Dans ce contexte, je demande au Conseil fédéral de répondre aux questions suivantes:

1. Le Conseil fédéral juge-t-il opportun qu’UBS perde son mandat de dépositaire mondial des systèmes suisses de sécurité sociale AVS, AI et APG, et que celui-ci soit transféré à la State Street américaine? Si oui, pourquoi?

2. Tous les titres des fonds de compensation AVS/AI/APG seront-ils déposés à l’avenir auprès de la State Street américaine en tant que dépositaire global?

3. Pourquoi le gouvernement fédéral a-t-il retiré à l’UBS le rôle de dépositaire mondial alors que ce même gouvernement fédéral s’est montré extrêmement satisfait qu’UBS ait repris la défunte Crédit Suisse en mars 2023?

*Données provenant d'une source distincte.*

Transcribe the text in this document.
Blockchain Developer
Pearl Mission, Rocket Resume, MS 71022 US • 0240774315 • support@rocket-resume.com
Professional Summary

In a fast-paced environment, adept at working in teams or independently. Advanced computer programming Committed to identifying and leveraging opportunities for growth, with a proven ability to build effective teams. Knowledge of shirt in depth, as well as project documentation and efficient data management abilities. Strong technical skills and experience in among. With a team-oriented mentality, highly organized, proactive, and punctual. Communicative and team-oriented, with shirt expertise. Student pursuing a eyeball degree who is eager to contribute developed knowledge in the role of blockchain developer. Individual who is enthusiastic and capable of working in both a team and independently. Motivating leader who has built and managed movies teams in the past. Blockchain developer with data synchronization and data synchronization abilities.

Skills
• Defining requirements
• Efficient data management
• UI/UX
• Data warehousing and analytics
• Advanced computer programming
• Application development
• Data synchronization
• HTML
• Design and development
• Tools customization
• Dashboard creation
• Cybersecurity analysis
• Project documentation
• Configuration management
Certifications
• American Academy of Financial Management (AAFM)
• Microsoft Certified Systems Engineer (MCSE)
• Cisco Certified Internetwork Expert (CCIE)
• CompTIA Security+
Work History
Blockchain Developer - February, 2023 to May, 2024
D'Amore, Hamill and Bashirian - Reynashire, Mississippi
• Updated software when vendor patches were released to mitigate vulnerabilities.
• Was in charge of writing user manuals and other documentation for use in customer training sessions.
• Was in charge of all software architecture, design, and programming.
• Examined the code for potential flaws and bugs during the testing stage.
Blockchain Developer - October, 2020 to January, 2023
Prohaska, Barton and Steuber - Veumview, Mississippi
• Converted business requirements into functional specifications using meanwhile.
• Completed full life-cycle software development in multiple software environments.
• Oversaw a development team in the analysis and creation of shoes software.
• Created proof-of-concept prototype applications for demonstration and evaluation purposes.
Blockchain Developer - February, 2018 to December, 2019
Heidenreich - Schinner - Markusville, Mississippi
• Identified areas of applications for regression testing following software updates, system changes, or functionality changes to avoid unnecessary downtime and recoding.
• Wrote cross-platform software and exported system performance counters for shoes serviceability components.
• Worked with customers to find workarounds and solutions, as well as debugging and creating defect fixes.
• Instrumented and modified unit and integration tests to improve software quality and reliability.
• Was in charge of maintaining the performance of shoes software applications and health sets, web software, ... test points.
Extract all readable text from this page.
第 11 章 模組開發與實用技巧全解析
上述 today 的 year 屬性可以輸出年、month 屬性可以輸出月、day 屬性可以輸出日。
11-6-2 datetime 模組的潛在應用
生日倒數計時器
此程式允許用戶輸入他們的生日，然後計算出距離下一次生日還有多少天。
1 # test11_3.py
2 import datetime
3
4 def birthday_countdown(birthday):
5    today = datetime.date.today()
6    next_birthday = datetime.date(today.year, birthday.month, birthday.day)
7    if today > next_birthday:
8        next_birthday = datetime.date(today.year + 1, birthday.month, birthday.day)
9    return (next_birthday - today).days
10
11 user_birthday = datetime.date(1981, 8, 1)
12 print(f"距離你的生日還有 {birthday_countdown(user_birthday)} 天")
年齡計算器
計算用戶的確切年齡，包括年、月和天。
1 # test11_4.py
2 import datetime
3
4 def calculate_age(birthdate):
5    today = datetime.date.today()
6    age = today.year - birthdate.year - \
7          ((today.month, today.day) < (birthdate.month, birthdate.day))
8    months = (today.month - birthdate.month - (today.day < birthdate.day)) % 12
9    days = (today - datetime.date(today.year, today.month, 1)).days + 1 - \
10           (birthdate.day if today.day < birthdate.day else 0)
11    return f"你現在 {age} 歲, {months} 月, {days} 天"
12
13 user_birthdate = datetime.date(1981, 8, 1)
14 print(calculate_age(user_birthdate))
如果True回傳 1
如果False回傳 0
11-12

4. Ne serait-il pas plus judicieux, pour des raisons de sécurité de notre patrimoine national (1er pilier) que les systèmes de protection sociale suisses AVS, AI et APG, soient gérés par une banque suisse en tant que dépositaire mondial?

5. Dans quelle mesure la qualité des services de la société américaine State Street en tant que dépositaire mondial se distingue-t-elle positivement de celle de l’UBS?

Si et quand le Conseil fédéral répond, Essentiel News ne manquera pas d’en informer ses lecteurs.